New York State attorney general Eric Schneiderman and FCC commissioner Jessica Rosenworcel said the FCC's network-neutrality comment process was corrupted and, at a joint press conference in New York, called for state and federal investigations and delaying the Dec. 14 vote to roll back the net-neutrality regs.
Rosenworcel, a big opponent of the chairman's proposal, discussed the half million Russian comments, invoking foreign power meddling in the government as one reason to delay the net-neutrality vote -- she had others. Schneiderman said they could not say whether the Russian government was involved, suggesting that would need more cooperation from the FCC to determine.
They said the FCC needs to cooperate with state investigations, said there needed to be a federal investigation, and the FCC needs to delay the vote.
Various net-neutrality groups have been using the docket issues to try to get FCC chair Ajit Pai to delay the Dec. 14 vote on rolling back the net-neutrality rules.
Schneiderman is investigating the net-neutrality comment process, seeking input on how many New Yorkers had their identities misused to file comments they did not file or take positions they did not support.
Related: New York AG Investigating Fake Net Neutrality Comments
He said Monday that 50,000 such New Yorker misuses had already been identified via an online tool launched last week. He called the docket a threat to the regulatory system. He also said Pai's FCC had not been cooperating with his investigation, although he had repeatedly asked for its help. He said the FCC's Inspector General had finally agreed, at 8 a.m. Monday morning, to help in the investigation. But he also called for that federal investigation of the docket and process.
The FCC recently made it easier to analyze and search that comment database by divvying it up into tranches of comments. Pai signaled when mass comment and fake ID issues were raised that the FCC was going to err on the side of inclusion, but Rosenworcel and the AG clearly thought the process was too inclusive when it came to those trying to game the system.
Schneiderman said the internet docket is the "crime scene" of the 21st Century and that he had serious concerns about the integrity of the rulemaking process, which he said also has been deeply corrupted.
Schneiderman said that in addition to using made-up names, at least 1 million of the fake comments used real people's stolen identities.
He said that given what he saw as Pai's stonewalling of his investigation, he had decided last week to expand his investigation without the FCC's help by seeking online input and making it easier to check the FCC docket for misuse.
The AG received over 3,000 responses. Among the discoveries, he said, was a fake comment under the name of one of his own staffers.
Rosenworcel said she was speaking out in service of the common good. But what was not good, was the net neutrality record, which had a fatal flaw that had to be fixed before a vote. She said among the problems was the half million comments that came from Russian e-mail accounts, as well as the many falsified e-mail addresses and the alleged DDoS [distributed denial of service] attack still being investigated by the GAO.

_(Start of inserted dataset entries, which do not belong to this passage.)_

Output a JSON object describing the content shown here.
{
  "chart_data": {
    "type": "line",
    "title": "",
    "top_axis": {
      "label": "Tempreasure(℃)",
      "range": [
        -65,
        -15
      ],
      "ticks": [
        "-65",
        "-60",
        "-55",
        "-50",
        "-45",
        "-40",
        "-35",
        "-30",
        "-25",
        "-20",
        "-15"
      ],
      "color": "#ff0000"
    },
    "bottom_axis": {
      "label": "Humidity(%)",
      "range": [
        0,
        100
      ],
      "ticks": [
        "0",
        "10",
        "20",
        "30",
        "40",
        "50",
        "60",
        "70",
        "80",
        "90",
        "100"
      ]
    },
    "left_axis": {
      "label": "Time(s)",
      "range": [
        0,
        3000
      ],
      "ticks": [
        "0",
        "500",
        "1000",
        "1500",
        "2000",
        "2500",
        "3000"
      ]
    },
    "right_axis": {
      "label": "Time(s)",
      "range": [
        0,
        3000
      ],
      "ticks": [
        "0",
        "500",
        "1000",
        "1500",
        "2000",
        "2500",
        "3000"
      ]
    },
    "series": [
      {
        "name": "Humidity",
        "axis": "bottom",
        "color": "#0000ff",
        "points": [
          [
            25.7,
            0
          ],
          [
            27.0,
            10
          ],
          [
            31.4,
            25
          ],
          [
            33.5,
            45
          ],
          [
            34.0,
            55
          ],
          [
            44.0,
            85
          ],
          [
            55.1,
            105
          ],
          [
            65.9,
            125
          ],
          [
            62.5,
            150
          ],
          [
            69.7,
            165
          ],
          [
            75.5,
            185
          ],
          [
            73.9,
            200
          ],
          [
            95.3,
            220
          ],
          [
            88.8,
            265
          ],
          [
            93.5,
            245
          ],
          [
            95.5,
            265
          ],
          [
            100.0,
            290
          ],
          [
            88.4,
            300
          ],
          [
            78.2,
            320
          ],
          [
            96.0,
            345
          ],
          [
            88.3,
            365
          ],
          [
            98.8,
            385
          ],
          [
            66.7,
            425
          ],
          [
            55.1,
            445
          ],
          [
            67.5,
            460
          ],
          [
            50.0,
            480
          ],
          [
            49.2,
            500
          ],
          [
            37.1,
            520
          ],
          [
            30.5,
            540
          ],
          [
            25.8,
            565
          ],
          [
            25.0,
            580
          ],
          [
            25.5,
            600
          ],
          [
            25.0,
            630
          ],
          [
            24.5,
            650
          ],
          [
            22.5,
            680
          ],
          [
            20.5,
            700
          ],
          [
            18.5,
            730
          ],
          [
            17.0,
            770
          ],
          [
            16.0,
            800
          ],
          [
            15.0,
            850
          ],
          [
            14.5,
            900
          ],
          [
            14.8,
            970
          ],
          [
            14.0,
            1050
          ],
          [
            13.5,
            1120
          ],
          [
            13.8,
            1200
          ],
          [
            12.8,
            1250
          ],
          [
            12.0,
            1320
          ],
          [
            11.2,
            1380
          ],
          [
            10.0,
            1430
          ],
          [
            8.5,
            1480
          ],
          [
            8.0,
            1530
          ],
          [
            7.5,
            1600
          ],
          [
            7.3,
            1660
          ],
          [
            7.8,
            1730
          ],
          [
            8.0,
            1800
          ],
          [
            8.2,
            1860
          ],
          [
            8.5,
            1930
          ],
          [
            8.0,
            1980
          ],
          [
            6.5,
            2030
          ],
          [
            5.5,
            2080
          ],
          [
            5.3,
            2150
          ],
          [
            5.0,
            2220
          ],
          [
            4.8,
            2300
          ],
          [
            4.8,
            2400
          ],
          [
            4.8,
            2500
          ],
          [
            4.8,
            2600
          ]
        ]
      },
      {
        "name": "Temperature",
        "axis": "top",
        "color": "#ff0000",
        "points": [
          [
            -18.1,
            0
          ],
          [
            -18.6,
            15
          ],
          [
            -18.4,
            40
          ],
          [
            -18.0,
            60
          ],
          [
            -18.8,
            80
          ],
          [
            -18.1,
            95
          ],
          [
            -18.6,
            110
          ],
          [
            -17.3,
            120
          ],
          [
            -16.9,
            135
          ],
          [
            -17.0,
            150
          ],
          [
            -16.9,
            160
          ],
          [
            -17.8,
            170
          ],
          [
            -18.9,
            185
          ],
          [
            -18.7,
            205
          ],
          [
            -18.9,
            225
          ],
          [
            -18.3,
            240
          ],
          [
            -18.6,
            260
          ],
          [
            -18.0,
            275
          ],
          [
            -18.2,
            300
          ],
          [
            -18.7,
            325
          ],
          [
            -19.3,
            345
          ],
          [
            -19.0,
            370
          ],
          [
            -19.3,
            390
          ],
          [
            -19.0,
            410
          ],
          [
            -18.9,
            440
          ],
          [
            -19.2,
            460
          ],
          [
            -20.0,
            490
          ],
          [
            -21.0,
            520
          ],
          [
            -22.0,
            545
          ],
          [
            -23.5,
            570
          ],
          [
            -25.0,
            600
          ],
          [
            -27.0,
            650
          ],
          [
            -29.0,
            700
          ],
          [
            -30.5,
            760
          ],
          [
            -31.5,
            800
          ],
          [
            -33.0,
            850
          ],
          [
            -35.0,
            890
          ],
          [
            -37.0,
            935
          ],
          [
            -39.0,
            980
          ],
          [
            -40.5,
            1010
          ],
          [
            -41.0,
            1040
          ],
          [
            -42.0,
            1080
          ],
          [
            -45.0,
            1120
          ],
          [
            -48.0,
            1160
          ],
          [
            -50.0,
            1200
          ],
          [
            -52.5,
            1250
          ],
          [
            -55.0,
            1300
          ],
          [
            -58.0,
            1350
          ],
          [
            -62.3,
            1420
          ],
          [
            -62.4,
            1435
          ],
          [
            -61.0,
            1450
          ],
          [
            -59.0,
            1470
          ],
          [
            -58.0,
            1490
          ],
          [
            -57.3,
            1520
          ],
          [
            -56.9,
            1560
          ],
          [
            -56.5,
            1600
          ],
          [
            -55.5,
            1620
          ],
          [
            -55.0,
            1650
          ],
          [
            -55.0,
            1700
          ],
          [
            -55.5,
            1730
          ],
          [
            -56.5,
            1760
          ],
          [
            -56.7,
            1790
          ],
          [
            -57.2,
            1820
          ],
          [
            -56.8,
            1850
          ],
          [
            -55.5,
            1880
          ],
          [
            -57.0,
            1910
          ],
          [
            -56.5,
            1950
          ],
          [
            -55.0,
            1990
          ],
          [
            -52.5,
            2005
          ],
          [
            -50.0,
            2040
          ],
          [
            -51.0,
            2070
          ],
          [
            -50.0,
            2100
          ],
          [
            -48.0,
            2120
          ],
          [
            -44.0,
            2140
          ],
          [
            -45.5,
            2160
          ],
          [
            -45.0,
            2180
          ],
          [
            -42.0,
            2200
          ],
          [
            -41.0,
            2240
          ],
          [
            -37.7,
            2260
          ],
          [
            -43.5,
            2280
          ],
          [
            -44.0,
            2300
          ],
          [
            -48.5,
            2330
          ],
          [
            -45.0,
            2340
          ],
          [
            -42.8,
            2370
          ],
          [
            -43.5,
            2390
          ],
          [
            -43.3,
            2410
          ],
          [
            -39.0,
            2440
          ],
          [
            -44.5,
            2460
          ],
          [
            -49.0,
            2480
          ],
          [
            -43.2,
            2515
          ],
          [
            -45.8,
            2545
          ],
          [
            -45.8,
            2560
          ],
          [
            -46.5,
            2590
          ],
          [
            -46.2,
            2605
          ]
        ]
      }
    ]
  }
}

"The record is hard to trust," she said, which is why she said she has called for public hearings.
She also called on AGs in other states to join the effort to investigate. "The process is broken," she said, adding that the FCC should not move forward until a "credible" investigation is completed.
Pai has proposed reclassifying ISPs as Title I information services not subject to common carrier regs, and to eliminate the rules against blocking, throttling and paid prioritization, leaving the Justice Department and the Federal Trade Commission to enforce against anti-competitive, or false and deceptive practices, with ISPs required to disclose those practices up front.
While ISPs could technically block and degrade, all the majors have pledged not to do so. Paid prioritization is a greyer area given that business model could have some pro-consumer applications, including prioritizing collision avoidance info among connected cars, a point paid prioritization fans have made during the debate over the rules, old and new--some version of the FCC transparency rule remains in order to get ISPs on the record about how they are managing their networks or treating information.
Schneiderman said the initial FCC response to his request for help in the investigation was to call it a "transparent attempt by a partisan supporter of the Obama Administration's heavy handed regulations to gain publicity for himself."
Schneiderman called that hyper-partisan attack and an "inappropriate evasion of the issues."
The response Monday was much the same. “At today’s press conference, they didn’t identify a single comment relied upon in the draft order as being questionable," said an FCC spokesperson. This is an attempt by people who want to keep the Obama Administration’s heavy-handed Internet regulations to delay the vote because they realize that their effort to defeat the plan to restore Internet freedom has stalled.”
The FCC has pointed out that it is not the volume of comments that will determine how it rules, but only the content of the relevant comments. The only issue would be whether the volume of fake comments drowned out any of those relevant comments, given that there were over 22 million to consider given that volume.